Sekarang apa?  kataku dalam hati. Aku sudah melaksanakan ideku. Main ke Kebon Singa. Berarti aku harus bermain sekarang. Tapi main apa? Aku kan sendirian di sini.
Aku memutuskan untuk berjalan-jalan sambil melihat-lihat tanaman. Semilir angin menyapu rambutku, sejuk suasana di sini. Indah pemandangannya. Damai. Tidak ada teriakan Kak Lintang. Tidak ada Kak Pukat juga. Tidak ada.
Langit semakin gelap. Matahari mulai kembali ke peraduannya. Aku memutuskan untuk pulang. Tidak bagus di sini sampai sore, nanti gelap jalannya, susah pulangnya. Terukir senyum di bibirku. Aku sudah puas jalan-jalan di sini. Ku balik badanku menuju jalan pulang.
Namun ternyata, jalan kembali tidak semudah yang kupikirkan. Jika di kebun tadi masih terang, di jalan yang melewati hutan ini cahaya terhalangi oleh daun pepohonan yang menjulang tinggi. Sehingga sulit melihat. Terlebih lagi, karena angin yang kencang, daun kering jadi tertiup menutupi jalan, sulit melihat jalan karenanya. Eh, tadi jalannya kemana ya? Kayaknya lewat sini, deh.  Saat sibuk berpikir, tiba-tiba ada suara daun yang bergesekan, aku merasa seperti ada orang yang mengikutiku. Aku terdiam. Aku berusaha berpikir positif bahwa itu hanya angin yang bertiup. Tetapi, makin lama suara itu semakin mendekat. Aku pun melangkah dengan cepat. Namun suara itu tetap mengikutiku. Aku pun berlari. Takut. Di jalan yang dipenuhi oleh pepohonan besar yang lebat, minim cahaya, suara cicit burung yang menyeramkan, ditambah  dengan makhluk aneh yang mengikutiku, ini lebih dari menyeramkan. Aku pernah menonton film horor, tapi itu kalah menyeramkannya dari hal yang kualami ini.
Ketika aku berlari, tiba-tiba kakiku tersandung akar pohon.

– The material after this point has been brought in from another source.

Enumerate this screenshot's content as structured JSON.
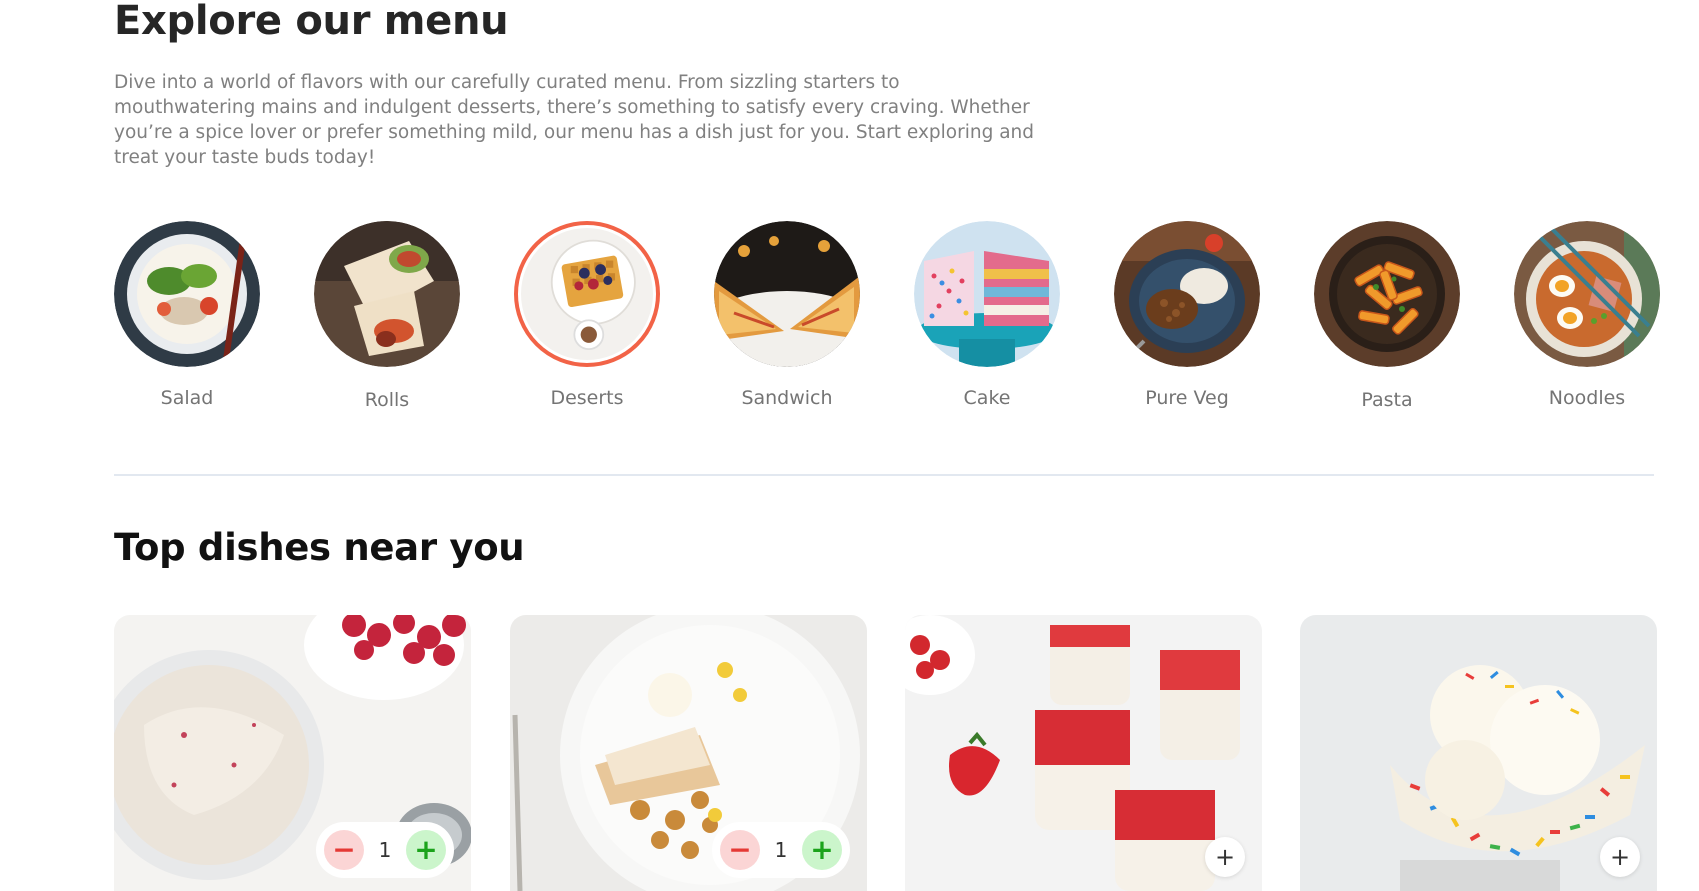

Aku jatuh tertelungkup. Saat aku mencoba berdiri, lututku terasa perih, pergelangan kakiku sakit. Aku terus mencoba untuk berdiri namun gagal. Rasanya sakit sekali. Jalan terlihat semakin menyeramkan. Suara-suara aneh mulai terdengar. Aku takut. Aku mencoba untuk tetap kuat. Berdoa supaya ada yang mencariku, ada yang tahu bahwa aku menghilang.
Semoga, Kak Lintang menemukanku.
***
Langit sudah gelap. Kakiku mati rasa. Sunyi sangat suasananya. Aku melihat sekelilingku, mencoba mengingat kembali dimana aku. Disaat aku mulai menyerah dengan keadaan. Secercah cahaya mengenai wajahku. Terdengar seseorang memanggil namaku dengan kencang. Aku tahu suara siapa itu.
“Kak Lintang?” Kataku dengan suara pelan.
Itu dia.
“Bintang?!” Mata Kak Lintang melebar. Segera ia mengecek diriku dari atas sampai bawah. Memastikan tidak ada luka yang parah.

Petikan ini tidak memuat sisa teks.